What remains somewhat undertheorized is the problem of selfhood. Most contributors seem to leave intact Kant’s notion of the stable, unified, coherent subject who can make rational decisions on her own, following rules and acting according to duty. I miss a critical discussion of how a disciplinary “care of the self” can be resisted and how Kantian agency can aid our understanding of social practices of resistance and cooperation (see Cutrofello 1994). Adrian Piper perhaps anticipates this concern yet sidesteps the issue by suggesting that her account might just work within a western, culturally specific context. Sally Sedgwick raises important criticisms of the moral self’s autonomous agency and asceticism from a care ethics perspective, yet she does not dwell on the problematical account of a unified subject position. Schott’s call for favoring heteronomous discourse practice over the Kantian primacy of the autonomous moral self does not alleviate the concern about how the self does not just mimetically reproduce its own commands in a monological fashion. Taking seriously the intersubjectively posited self, as many feminists in this collection do, still requires a radical recasting of the modern theory of the self and agency. To put it differently, Gayatri Chakravorty Spivak’s query about whether the subaltern subject can indeed speak (and be heard) is evaded, I think, by a move to expand unproblematically the Enlightenment project.
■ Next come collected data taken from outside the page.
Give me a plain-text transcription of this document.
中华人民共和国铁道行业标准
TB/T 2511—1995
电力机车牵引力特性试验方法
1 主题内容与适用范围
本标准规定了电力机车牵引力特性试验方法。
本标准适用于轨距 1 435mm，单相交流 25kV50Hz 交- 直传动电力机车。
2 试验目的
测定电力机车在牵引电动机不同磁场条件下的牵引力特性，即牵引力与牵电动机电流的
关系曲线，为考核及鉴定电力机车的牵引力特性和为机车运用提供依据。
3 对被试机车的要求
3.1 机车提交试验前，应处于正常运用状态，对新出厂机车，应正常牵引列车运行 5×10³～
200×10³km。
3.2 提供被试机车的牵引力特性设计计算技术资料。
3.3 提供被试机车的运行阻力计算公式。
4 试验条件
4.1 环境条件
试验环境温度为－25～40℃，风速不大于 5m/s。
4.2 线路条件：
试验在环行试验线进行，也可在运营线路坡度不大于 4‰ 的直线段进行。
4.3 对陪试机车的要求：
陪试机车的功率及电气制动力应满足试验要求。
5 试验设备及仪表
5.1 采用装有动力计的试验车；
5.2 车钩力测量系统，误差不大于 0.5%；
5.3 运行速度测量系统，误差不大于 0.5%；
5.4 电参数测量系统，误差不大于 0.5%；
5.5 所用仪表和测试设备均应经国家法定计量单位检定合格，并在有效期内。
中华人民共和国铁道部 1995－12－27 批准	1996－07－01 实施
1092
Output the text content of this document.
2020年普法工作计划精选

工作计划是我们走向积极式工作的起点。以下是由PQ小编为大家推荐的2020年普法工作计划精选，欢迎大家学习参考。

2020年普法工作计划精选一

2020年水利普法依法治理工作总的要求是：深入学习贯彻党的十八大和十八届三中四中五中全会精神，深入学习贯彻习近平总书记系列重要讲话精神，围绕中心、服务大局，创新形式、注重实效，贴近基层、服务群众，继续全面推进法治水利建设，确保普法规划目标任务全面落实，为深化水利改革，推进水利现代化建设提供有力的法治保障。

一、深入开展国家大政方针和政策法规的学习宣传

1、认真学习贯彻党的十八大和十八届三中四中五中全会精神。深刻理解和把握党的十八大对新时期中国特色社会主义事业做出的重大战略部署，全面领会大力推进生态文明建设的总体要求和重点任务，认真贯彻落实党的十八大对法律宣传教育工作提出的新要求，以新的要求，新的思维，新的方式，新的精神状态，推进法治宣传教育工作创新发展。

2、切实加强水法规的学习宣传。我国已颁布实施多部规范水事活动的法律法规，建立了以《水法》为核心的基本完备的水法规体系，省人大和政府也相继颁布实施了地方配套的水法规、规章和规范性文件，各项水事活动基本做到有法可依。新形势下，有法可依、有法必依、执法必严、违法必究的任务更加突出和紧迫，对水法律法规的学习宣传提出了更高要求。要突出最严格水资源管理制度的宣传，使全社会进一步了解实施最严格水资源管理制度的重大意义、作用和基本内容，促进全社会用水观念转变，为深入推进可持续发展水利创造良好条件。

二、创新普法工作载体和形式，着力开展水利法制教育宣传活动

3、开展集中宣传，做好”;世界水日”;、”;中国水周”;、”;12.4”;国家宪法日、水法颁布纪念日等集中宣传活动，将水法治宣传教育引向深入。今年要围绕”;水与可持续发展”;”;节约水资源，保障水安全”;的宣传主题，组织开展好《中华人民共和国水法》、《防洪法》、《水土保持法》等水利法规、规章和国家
Overall, this collection is an excellent contribution to the “Re-Reading the Canon” series, edited by Nancy Tuana. Schott’s introduction is superb: she situates the overlapping feminist themes discussed by the contributors; furthermore, she promises that the collection “does not seek to decide the case for or against Kant” (1997, 16). A wide range of topics are addressed with respect to most of Kant’s work, and it ought to be of interest to feminist scholars who seek a critical encounter with Kantian epistemology, ethics, and aesthetics. I would recommend this book for upper-level seminars on Kant and on feminist philosophy.

Mechthild Nagel

Mechthild Nagel teaches at Minnesota State University, Mankato. She publishes on aesthetics and poststructuralist theories and is author of Masking the Abject in Philosophical Discourse: Play from Homer to Hegel and co-editor of Race, Class and Community Identity, both forthcoming with Humanity Books. (mechthild.nagel@mankato.msus.edu)

Footnotes

* Permission to reprint a book review from this selection may be obtained only from the author.

References

Cutrofello, Andrew. 1994. Discipline and critique: Kant, poststructuralism, and the problem of resistance. Albany: State University of New York Press.
Kant, Immanuel. 1964. The critique of judgment. Trans. James Creed Meredith. 1928. Reprint, Oxford: Clarendon Press.
———. 1965. Critique of pure reason. Trans. Norman Kemp Smith. New York: St. Martin’s.
———. 1978. Anthropology from a pragmatic point of view. Trans. Victor Lyle Dowdell. Carbondale: Southern Illinois University Press.
———. 1981. Universal natural history and theory of the heavens. Trans. Stanley L. Jaki. Edinburgh: Scottish Academic Press.